Desigualdades em competências socioemocionais

O relatório “Competências socioemocionais para uma vida melhor”, divulgado na sexta-feira passada pela OCDE, mostrou, mais uma vez, que habilidades como persistência, autocontrole, responsabilidade, otimismo, tolerância e curiosidade estão positivamente associados ao desempenho escolar, saúde e bem-estar dos estudantes. Não surpreende, mas o estudo – realizado em 16 países – revela também que há significativas disparidades por gênero, nível socioeconômico e idade. O Brasil fez parte do levantamento com a cidade de Sobral (CE), com apoio do Instituto Ayrton Senna.

Uma das constatações é que entre a infância e a adolescência há uma piora nas competências pesquisadas, com jovens de 15 anos reportando terem mais dificuldade em relação a crianças de 10 anos. Outro achado é que, assim como acontece no desempenho em provas (em que o grau de escolaridade e renda dos pais é o fator de maior impacto nas notas), crianças e adolescentes mais pobres apresentam também maiores dificuldades. Entre as diferenças por gênero, aos 15 anos, meninos disseram ter menos dificuldades em relação ao estresse, confiança e sociabilidade. Meninas foram melhor em atitudes como tolerância, empatia e responsabilidade, mas reportaram piores hábitos de saúde, como fazer exercício, dormir bem e tomar café da manhã, além de estarem menos satisfeitas com seu corpo e imagem.

Quando o termo “competências socioemocionais” apareceu no debate educacional, houve questionamentos sobre sua pertinência. Alguns argumentavam que isso sempre esteve no radar de educadores. Outros, em linha oposta, diziam que não caberia aos professores e gestores mais essa preocupação, que tiraria o foco do ensino de disciplinas tradicionais. Mesmo entre os que concordavam com a necessidade de olhar também para essas dimensões, houve – e ainda há – questionamentos sobre a possibilidade de serem avaliadas ou ensinadas na escola. Há ainda receios – legítimos – de que, a depender da abordagem, isso fosse entendido como um treinamento de controle das emoções ou mais uma forma de jogar para alunos e professores a culpa por problemas que são fortemente impactados pelo ambiente externo e condições de trabalho.

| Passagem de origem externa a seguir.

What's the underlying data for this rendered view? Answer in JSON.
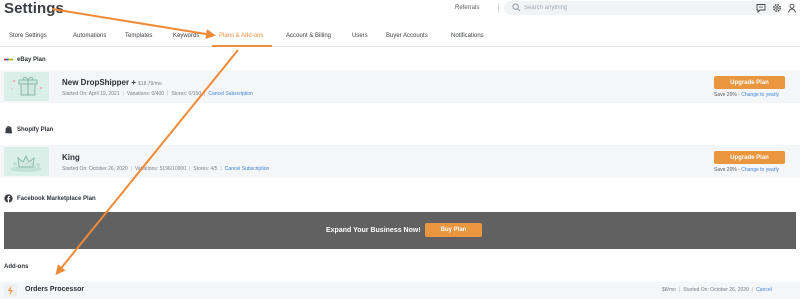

Uma das dificuldades de comunicar estratégias ou resultados de competências emocionais é que o termo, por ter se tornado popular, virou polissêmico. E isso se reflete na qualidade dos programas. No ano passado, uma meta-análise (abordagem mais robusta por sintetizar achados de um conjunto maior de evidências) realizada por 14 pesquisadores de universidades americanas encontrou grande variação no resultado de 424 estudos conduzidos em 53 países, com 575 mil estudantes, sobre a eficácia em escolas de intervenções voltadas para o desenvolvimento de competências socioemocionais. Na média, porém, os resultados foram positivos, com melhoria em atitudes, comportamentos, no bem-estar, clima escolar e aprendizagem. O trabalho, liderado por Christina Cipriano (Yale), foi publicado no periódico científico Child Development, de alto impacto e com revisão por pares.

Divergências sobre conceitos, abordagens ou estratégias mais adequadas continuarão existindo nesse tema. O que não se discute é a necessidade de contribuir de alguma forma para que estudantes se sintam mais saudáveis, seguros e preparados para lidar com suas emoções de forma mais positiva.